YSU students try to make ends meet
YOUNGSTOWN
Students scrambled to make ends meet with limited resources during a two-hour poverty simulation at Youngstown State University.
In between whistle blows, students raced from table to table to get fictitious groceries, vouchers, jobs, transportation passes and more Friday afternoon.
Each whistle blow represented the end of a week and beginning of another for the virtual four-week period students had to live in poverty. Challenges included losing jobs, getting eviction notices and dealing with family troubles.
Myisha Patrick, exercise science sophomore student and president of Bridges Out of Poverty Student Union, said as someone who came from a low-income family, she enjoys being able to help others understand what living in poverty is really like.
“I think the exercise changes lives and changes people’s views on poverty,” she said.

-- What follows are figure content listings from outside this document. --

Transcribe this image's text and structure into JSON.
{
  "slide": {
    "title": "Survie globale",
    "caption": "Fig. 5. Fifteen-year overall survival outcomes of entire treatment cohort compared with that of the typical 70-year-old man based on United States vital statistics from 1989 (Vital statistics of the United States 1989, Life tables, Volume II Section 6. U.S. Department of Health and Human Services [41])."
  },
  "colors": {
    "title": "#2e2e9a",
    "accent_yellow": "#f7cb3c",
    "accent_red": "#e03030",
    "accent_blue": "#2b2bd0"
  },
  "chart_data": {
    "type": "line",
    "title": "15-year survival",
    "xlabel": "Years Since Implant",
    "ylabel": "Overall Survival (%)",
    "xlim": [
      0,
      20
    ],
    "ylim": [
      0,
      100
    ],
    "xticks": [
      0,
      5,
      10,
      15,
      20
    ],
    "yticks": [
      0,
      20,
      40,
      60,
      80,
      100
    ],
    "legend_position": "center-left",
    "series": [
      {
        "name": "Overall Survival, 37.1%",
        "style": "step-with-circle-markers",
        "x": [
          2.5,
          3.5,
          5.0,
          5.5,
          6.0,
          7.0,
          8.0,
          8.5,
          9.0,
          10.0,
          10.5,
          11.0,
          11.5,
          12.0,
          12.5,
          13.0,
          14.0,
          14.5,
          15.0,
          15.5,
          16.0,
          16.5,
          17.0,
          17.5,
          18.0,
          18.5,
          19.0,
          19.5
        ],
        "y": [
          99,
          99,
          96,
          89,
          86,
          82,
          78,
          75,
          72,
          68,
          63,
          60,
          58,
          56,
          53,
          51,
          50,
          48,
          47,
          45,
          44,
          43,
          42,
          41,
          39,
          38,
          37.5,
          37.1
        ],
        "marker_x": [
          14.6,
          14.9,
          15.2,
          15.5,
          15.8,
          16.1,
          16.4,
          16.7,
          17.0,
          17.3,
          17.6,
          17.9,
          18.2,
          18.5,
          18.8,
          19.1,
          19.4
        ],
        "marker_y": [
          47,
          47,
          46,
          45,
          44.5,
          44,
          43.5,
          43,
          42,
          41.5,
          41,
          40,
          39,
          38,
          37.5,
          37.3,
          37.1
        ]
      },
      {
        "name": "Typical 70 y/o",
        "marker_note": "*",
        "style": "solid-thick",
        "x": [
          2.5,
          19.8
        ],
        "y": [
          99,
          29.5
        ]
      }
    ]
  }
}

Participants were given fake names, ages and roles to carry out throughout the simulation.
Graduate student Julie Thompson went to jail twice during the simulation for neglect when she left her fictitious grandchildren to buy food in the care of her disabled husband who did not feed them.
“It’s been a bad day for me,” she said.
Thompson said as someone who also once lived in poverty, she found the exercise to be realistic when it comes to paying bills and living paycheck to paycheck.
“You really see how things can go from bad to worse,” she said. “It snowballs.”
Shekinah Smith, peer mentor and senior social work student, said, “When I say ‘hardships,’ people don’t understand what I’m talking about,” she said. “They don’t know how to cope or how to deal with poverty. This shows them that. I think everybody needs to experience this.”
Rhiannon Rinehart, early-childhood education freshman student, agreed.
“It was such an eye-opening, cool experience,” she said.
An aspect the simulation highlights is a privilege many students overlook – transportation.
Each student had to buy transportation passes to get to and from wherever they had to go – pay bills, take children to day care, and go to the grocery store.
“I’ve had students coming up to me today wondering how they were going to cash a paycheck and then get back home with only one transportation pass, and they say, ‘There’s no way,’ and there is. It just is through other means,” said Karla Krodel, education outreach director.
Krodel said students’ frustration in the simulation enables a better understanding of “the pressure and economic environment of someone who is impoverished and sometimes their desperation.”
“The intention is to sensitize people and motivate them to fight poverty,” she said. “We’re not trying to lower the bar, but to raise awareness.”